Model United Nations (MUN) – a realistic simulation of the procedures and debates taking place in the different committees of the United Nations – the idea inspires university and college students around the world to organize national or international conferences in their respective institutions, where participants take the role of delegates and for a couple of days represent the member states of the UN and their stances in different committees. Getting an insight into actual proceedings at UN level, formulating resolutions to deal with and find solutions for challenges and conflicts of international interest, as well as getting in contact with students from all over the world motivates young people to prepare for and participate in those conferences, which even current UN Secretary General Ban Ki-Moon appreciated on several occasions.
Looking back, admittedly, I got my first personal contact to Pakistan by meeting Pakistani participants at exactly such sort of MUN conference at my university in Muenster, Germany, and my first visit to Lahore also included taking part in a Pakistani MUN. For me this meant – at least to some extend – that I initially got to know more about Pakistan through its young students committed to debating and developing their diplomatic skills, rather than through the often negative media coverage or other sources solely focusing on the challenges and problems Pakistan is facing or stereotyping the Pakistani population.
After a while, however, I found some rather odd aspects about MUNs and the debating societies organizing them, some of them, from my experiences, more prevailing in Pakistan, others certainly to be found at other MUNs as well; and all of them purely subjective for sure. First of all, MUNs in Pakistan are highly competitive – probably fewer students take part partly due to the social events in the evening at the end of the simulation conferences. The best participants – those having been most convincing in their delegate role and showing best diplomatic skills – are usually awarded, which of course turns the whole conference into some sort of competition. And to me it seems like Pakistani students have developed their very own high level on that: On the one hand the debating skills of a lot of students are indeed impressive. But on the other hand, you witness people speaking as fast as no diplomat would ever do in an UN debate, everybody seeking to be the author of the final resolution rather than contributing to an existing document or forming strictly opposing blocs, which reminds you of a cold-war-like situation instead of a debate in the Committee on Social, Cultural and Humanitarian Affairs. Everybody wants to stand out, to make an extraordinary contribution to the debate, but not in order to find a solution to the challenge the committee is dealing with, but to be recognized by the judges who decide upon the awards. This is why one of the first questions of participants most of the time is: “How is the exact award policy in this committee?” I would sometimes even go as far as claiming that some participants are not really interested in the topic being discussed and its possible implications. One of the main reasons why participants are working so hard to win is certainly that many (Pakistani) universities send the most successful participants to other MUNs abroad, including to Europe, USA etc., of course expecting them to bring back best delegate awards.

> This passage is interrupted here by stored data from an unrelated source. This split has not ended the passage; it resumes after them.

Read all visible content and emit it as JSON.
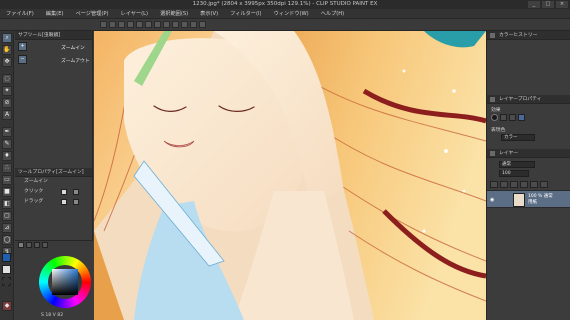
{
  "app": {
    "title": "1230.jpg* (2804 x 3995px 350dpi 129.1%) - CLIP STUDIO PAINT EX",
    "window_buttons": [
      "_",
      "□",
      "×"
    ]
  },
  "menu": [
    "ファイル(F)",
    "編集(E)",
    "ページ管理(P)",
    "レイヤー(L)",
    "選択範囲(S)",
    "表示(V)",
    "フィルター(I)",
    "ウィンドウ(W)",
    "ヘルプ(H)"
  ],
  "tools": [
    "zoom-icon",
    "hand-icon",
    "move-icon",
    "lasso-icon",
    "eyedropper-icon",
    "pen-icon",
    "pencil-icon",
    "brush-icon",
    "airbrush-icon",
    "blend-icon",
    "eraser-icon",
    "fill-icon",
    "gradient-icon",
    "text-icon",
    "figure-icon",
    "ruler-icon",
    "balloon-icon",
    "correction-icon"
  ],
  "subtool": {
    "title": "サブツール[虫眼鏡]",
    "items": [
      {
        "icon": "zoom-in-icon",
        "label": "ズームイン"
      },
      {
        "icon": "zoom-out-icon",
        "label": "ズームアウト"
      }
    ]
  },
  "tool_property": {
    "title": "ツールプロパティ[ズームイン]",
    "subtitle": "ズームイン",
    "rows": [
      "クリック",
      "ドラッグ"
    ]
  },
  "color_panel": {
    "value_text": "S 18  V 82"
  },
  "right_panel": {
    "color_history_title": "カラーヒストリー",
    "layer_property_title": "レイヤープロパティ",
    "effect_label": "効果",
    "expression_label": "表現色",
    "expression_value": "カラー",
    "layer_panel_title": "レイヤー",
    "blend_mode": "通常",
    "opacity": "100",
    "layer": {
      "opacity_line": "100 % 通常",
      "name_line": "用紙"
    }
  },
  "colors": {
    "accent": "#5b6e86",
    "panel_bg": "#3c3c3c",
    "title_bg": "#2b2b2b",
    "main_color": "#1f5fb0",
    "sub_color": "#e0e0e0"
  }
}
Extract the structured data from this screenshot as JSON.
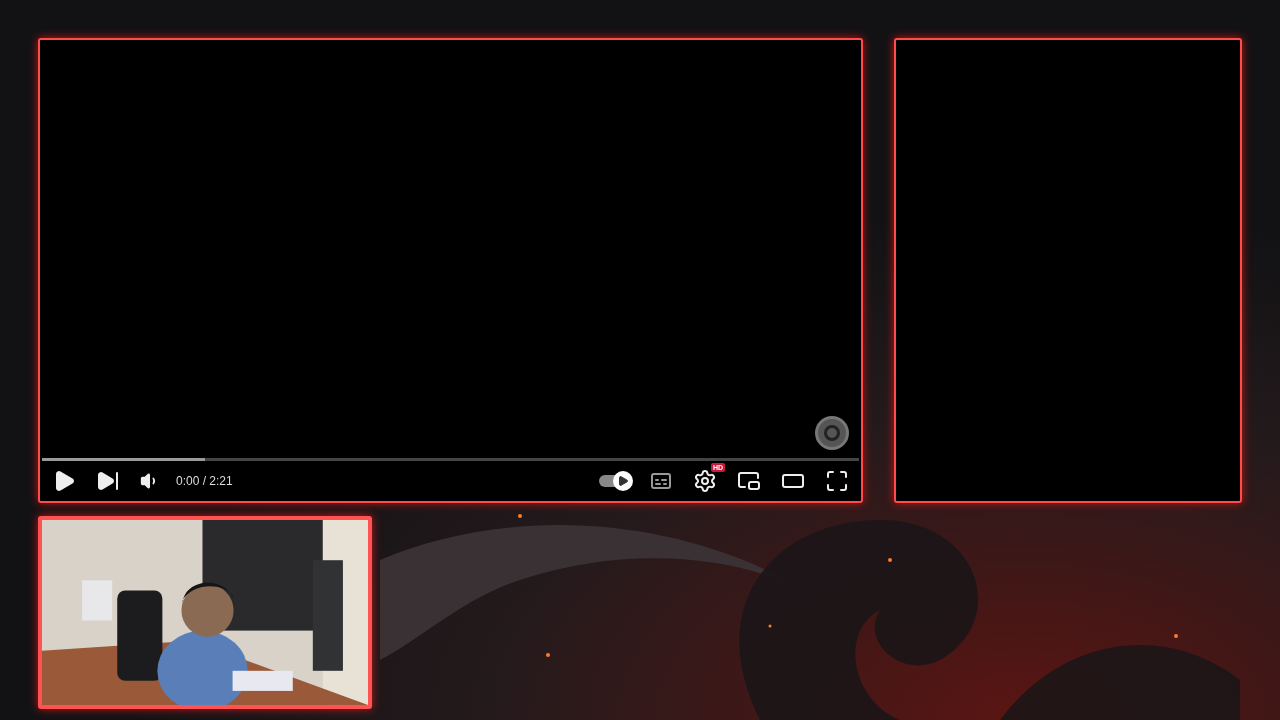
{
  "player": {
    "time": "0:00 / 2:21",
    "buffered": {
      "level": 0.2
    },
    "autoplay": {
      "on": true
    },
    "quality_badge": "HD"
  },
  "side_panel": {
    "kind": "empty"
  }
}
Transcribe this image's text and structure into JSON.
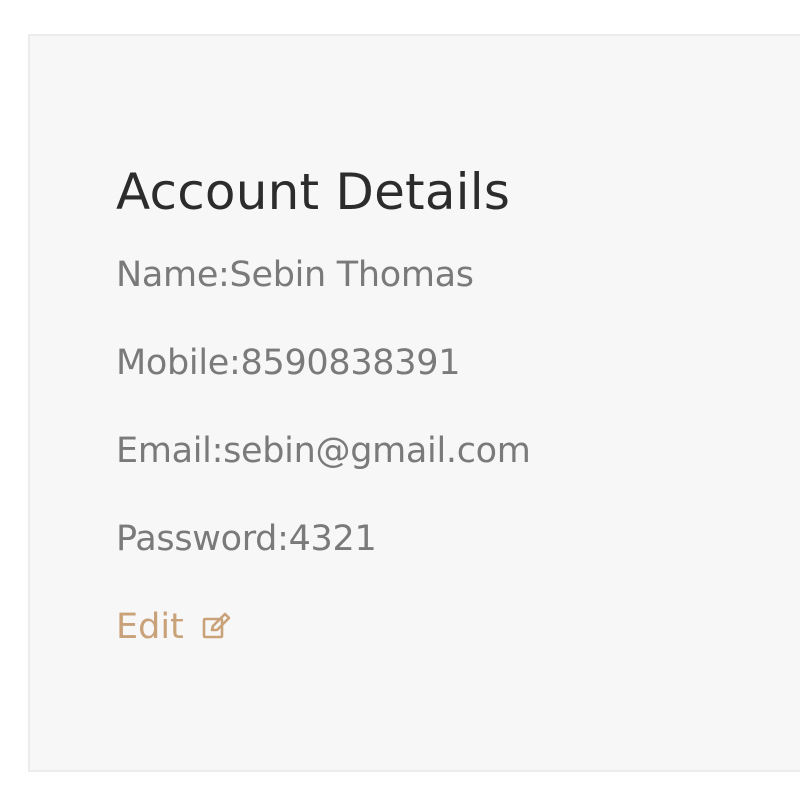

The students organizing these conferences first of all deserve a good amount of appreciation, considering the time they sacrifice to the planning and organization of the whole ‘event’ and how they ensure quite a professional atmosphere and flow of procedures during the conference. However, to me it sometimes seems like MUNs in this context are yet another suitable occasion to establish or strengthen hierarchies between students, in favor of those organizing the MUN and those chairing the committees. Surely, me as a European, I might have different experiences and a different perspective than Pakistanis on (especially age) hierarchies, but organizing an MUN for the sake of enjoying the prestige of being able to command other students does in my view not relate to the ideal behind MUNs.
Finally, MUNs seem to be another convenient ‘self-exhibition spot’ for the next perfect facebook profile picture, which might be the second main ambition while participating, right after winning a best delegate award.
MUNs are based on this underlying idealistic idea of simulating the world’s largest and politically most important – though not necessarily most powerful – intergovernmental organization and developing solutions for international challenges. Interestingly, sometimes participants are really convincing in demonstrating that they can do better than the actual UN diplomats within the often slow moving decision making processes, characterized by a lack of commitment on behalf of the UN member states. On the other hand, participants might simply be equally successful in portraying a quite realistic image of UN procedures, which can also be characterized by hierarchies and power relations on state and on individual level, as well as by individual diplomats’ influence. In this regard, MUNs, combined with the uplifted position of (the heads of) debating societies, are often considered some sort of elite project, which – that is what I experienced in Germany – you justifiably only get funding for from institutions which support this very notion.
I agree with your point of view! I have also felt thing happening in MUNs I had attended one as an observer and since then avoided these "events” as more time, energies and intellectual capital is invested in organizing in the "Social Events”. The pattern of winning the best delegates awards that you have observed in the MUNs is visible in the conventional Urdu and English debates too. And yes it does gets one "high” literally. It’s the intense rush of Dopamine and adrenaline that motivates a debater not the conviction to make this world a better place.